The CSA is committed to finding a homegrown solution to the lack of professional playing opportunities for Canadian men.

At a press conference in Toronto on Thursday, CSA president Victor Montagliani confirmed that starting a coast-to-coast semi-pro division 3 league is part of the CSA's 5-year strategic plan.

Montagliani did not place a specific timeline on starting such a league, but pointed out that it would be regional in scope and that two provinces -- Ontario and Quebec -- will be operating D3 leagues by 2014.

He said that such leagues would provide players opportunity during "gap years" between academy/college graduation and being able to turn fully pro.
Although Canadian-based MLS academies have helped in this regard, Montagliani stressed that they weren't "a magic bullet" that will fix all problems.

In the past, Canada has tied itself to the American system. In the past year, the CSA has made it clear that it needs to move away from that approach at lower levels.

To that end, the Association will no longer sanction new Canadian D3 teams in American leagues. MLS academies wishing to play in USL-Pro could be excluded from this as the parent club sanctioning would cover their participation.

Central to the CSA's frustration is the lack of control it has in dealing with American leagues. A specific concern is MLS's unwillingness to make Canadian players domestics for American-based teams.

The CSA rejects MLS's position that U.S. labour law prohibits that for happening and has been "in dialogue" with MLS for at least a year to change the rules.
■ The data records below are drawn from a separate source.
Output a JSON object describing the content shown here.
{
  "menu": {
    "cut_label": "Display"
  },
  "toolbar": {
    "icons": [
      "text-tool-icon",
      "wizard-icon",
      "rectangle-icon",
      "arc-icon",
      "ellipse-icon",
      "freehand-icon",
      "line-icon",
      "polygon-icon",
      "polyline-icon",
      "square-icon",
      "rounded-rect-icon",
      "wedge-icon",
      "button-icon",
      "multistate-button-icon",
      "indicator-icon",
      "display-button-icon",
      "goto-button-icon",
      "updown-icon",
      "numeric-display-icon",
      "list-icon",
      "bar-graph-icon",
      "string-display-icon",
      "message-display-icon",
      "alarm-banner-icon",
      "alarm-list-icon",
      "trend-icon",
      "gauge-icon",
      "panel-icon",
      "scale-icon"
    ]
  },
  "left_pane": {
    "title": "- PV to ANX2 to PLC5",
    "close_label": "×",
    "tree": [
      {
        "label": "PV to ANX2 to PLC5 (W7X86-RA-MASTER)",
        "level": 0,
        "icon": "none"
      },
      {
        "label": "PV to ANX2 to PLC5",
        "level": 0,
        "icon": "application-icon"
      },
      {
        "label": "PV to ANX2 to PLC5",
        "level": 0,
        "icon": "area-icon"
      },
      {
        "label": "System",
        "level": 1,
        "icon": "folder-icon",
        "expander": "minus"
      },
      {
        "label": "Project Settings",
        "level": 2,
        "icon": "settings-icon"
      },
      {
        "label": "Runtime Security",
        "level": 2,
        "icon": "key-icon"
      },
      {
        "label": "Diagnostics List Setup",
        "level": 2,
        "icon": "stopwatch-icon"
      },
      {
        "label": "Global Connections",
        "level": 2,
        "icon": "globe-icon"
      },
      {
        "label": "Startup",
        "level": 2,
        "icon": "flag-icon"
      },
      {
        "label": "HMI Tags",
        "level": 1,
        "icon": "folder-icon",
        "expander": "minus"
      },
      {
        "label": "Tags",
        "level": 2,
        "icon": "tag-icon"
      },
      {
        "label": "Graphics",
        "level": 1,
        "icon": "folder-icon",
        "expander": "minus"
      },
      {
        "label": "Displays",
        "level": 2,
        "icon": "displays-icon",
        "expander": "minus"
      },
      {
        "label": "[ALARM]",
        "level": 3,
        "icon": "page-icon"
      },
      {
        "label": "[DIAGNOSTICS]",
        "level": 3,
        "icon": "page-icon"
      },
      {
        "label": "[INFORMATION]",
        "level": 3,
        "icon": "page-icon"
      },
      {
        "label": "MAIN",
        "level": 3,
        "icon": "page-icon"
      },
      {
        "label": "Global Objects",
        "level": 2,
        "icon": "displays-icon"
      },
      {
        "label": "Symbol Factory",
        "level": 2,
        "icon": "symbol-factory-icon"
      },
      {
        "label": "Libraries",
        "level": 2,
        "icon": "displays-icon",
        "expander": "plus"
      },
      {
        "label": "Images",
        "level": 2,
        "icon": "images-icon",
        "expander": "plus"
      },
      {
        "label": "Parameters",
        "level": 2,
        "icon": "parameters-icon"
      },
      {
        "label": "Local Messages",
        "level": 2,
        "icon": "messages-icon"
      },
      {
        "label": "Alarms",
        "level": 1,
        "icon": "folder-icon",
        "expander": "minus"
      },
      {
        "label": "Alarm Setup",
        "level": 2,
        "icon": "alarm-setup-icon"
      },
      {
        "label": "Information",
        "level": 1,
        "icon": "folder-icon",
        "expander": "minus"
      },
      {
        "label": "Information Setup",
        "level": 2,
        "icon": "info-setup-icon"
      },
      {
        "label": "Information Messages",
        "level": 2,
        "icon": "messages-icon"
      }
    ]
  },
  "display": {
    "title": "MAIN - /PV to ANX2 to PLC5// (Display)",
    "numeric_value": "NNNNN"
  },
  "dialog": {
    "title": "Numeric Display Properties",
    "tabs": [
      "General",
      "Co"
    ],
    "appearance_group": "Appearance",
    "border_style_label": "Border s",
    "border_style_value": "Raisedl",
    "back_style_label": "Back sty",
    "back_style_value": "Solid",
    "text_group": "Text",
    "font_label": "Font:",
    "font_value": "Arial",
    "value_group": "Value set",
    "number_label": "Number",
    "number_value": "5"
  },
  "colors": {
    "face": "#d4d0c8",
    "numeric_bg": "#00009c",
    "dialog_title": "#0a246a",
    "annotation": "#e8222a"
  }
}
Montagliani said that progress has been "minimal" on the subject, but that he expects a resolution soon.

The CSA's position that it should be possible to make Canadians domestic players in MLS seems to be backed up by the rules in two other U.S. leagues.

USL-Pro has a seven-player limit on international players, but does not count Canadians against that limit. The National Women's Soccer League excludes both Mexican and Canadian allocated players from its international quotas as well.

MLS claims that all foreign nationals must be treated the same and thus it is impossible to exclude Canadians from their international player quotas.